I believe that a key mistake made in designing the new past performance system in 1995 was to allow a contractor disappointed with their past performance rating to receive a “review at a level above the contracting officer to consider disagreements between the parties regarding the evaluation.” If a mea culpa is permitted, I will note that, as OFPP Administrator, I signed onto this staff-recommended provision. (My staff was concerned the new past performance policy would be controversial and wanted to increase political support by adding a “due process” protection.)

In my view, this provision set in motion a vicious cycle of cascading failure in the government’s use of past performance information.  Government officials are very concerned that if they give a contractor a bad rating, they are nominating themselves for spending tens of hours defending, orally and/or in writing, their decision to a higher-level official. The easy way out is to give a high rating, which won’t trigger a review. But of course this reduces rating candor: in one discussion of past performance a few years ago at a government-organized event, a number of contracting officials expressed the view that the ability to review a rating the contractor didn’t like hurt the level of candor in ratings. With inflated grades and too little variance, past performance seldom serves as a discriminator in evaluating bidders.
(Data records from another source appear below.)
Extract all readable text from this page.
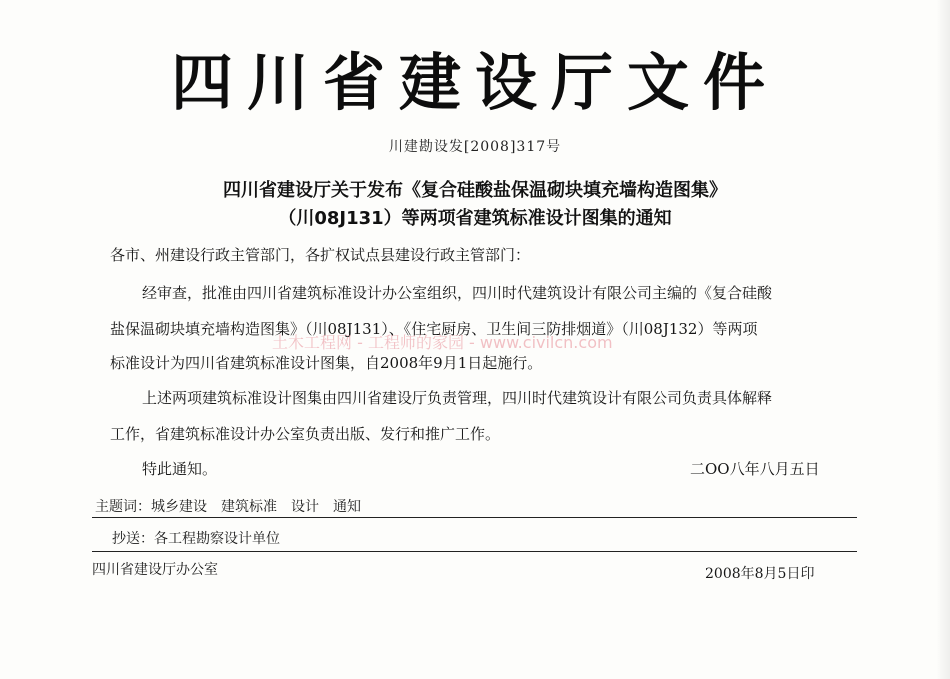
四川省建设厅文件
川建勘设发[2008]317号
四川省建设厅关于发布《复合硅酸盐保温砌块填充墙构造图集》
（川08J131）等两项省建筑标准设计图集的通知
各市、州建设行政主管部门，各扩权试点县建设行政主管部门：
经审查，批准由四川省建筑标准设计办公室组织，四川时代建筑设计有限公司主编的《复合硅酸
盐保温砌块填充墙构造图集》（川08J131）、《住宅厨房、卫生间三防排烟道》（川08J132）等两项
标准设计为四川省建筑标准设计图集，自2008年9月1日起施行。
土木工程网 - 工程师的家园 - www.civilcn.com
上述两项建筑标准设计图集由四川省建设厅负责管理，四川时代建筑设计有限公司负责具体解释
工作，省建筑标准设计办公室负责出版、发行和推广工作。
特此通知。	二OO八年八月五日
主题词：城乡建设　建筑标准　设计　通知
抄送：各工程勘察设计单位
四川省建设厅办公室	2008年8月5日印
The vicious cycle occurs because, as government officials see that past performance is not serving as a discriminator, they lose interest in seriously contributing to the system. So the quality of contributions goes down over time. (I started hearing the observation that past performance was not acting as a discriminator around the time I left the government in 1997, and those discussing this problem generally noted that this was leading them not to take the ratings process seriously.)

In my view, this is a practice that deserves to go.  We should eliminate the contactor’s right to a higher-level review. At the time the past performance system was initially developed, there was no capacity to put contractor rebuttals online in conjunction with the government’s own report card.  That capability now exists, which makes it easy for the contractor to have their version of events available to third parties.

Of course I do not believe that eliminating the higher-level review is a magic bullet for what ails evaluation of past performance in government.  It is often psychologically painful to give bad news. Some government officials may believe saying a contractor performed poorly may reflect badly on themselves. Understaffing, along with the government’s chronic under-emphasis on contract management (a problem that needs attention more broadly) reduces resources and attention to the contract management task of preparing past performance report cards. But if the government solved these problems without dealing with the incentives against candor the current review process creates, it is unlikely the system would improve much. But if ending the higher-level review breaks the past performance vicious cycle, that could improve the use of past performance even without other changes, and would be an achievement that can be built on through other improvements in how we train people for using past performance and how the process is managed.

This problem has been festering for twenty years. Interestingly, past performance continues to be a topic that engages government contracting officials:  over the past few years, it has been on the agenda of the Front Line Forum which is a sounding board for working-level government contracting officials more than any other single topic. Reflecting this continued interest, over the past few years, OFPP has paid periodic attention to improving the system, but a lot of their effort has been concentrated on trying to improve “compliance” with the requirement to get the reports submitted.  This is a sort of “eat your broccoli” approach that hardly engenders enthusiasm about the importance of using past performance in government contracting.  Instead, in my view a change in this regulation should be positioned in a positive, upbeat way as a key part of an effort to reset past performance policy and hence open the way for a real improvement in vendor performance. Use the regulatory change to inspire those in the workforce who are eager to do a good job and to signal to them that something new is on the way.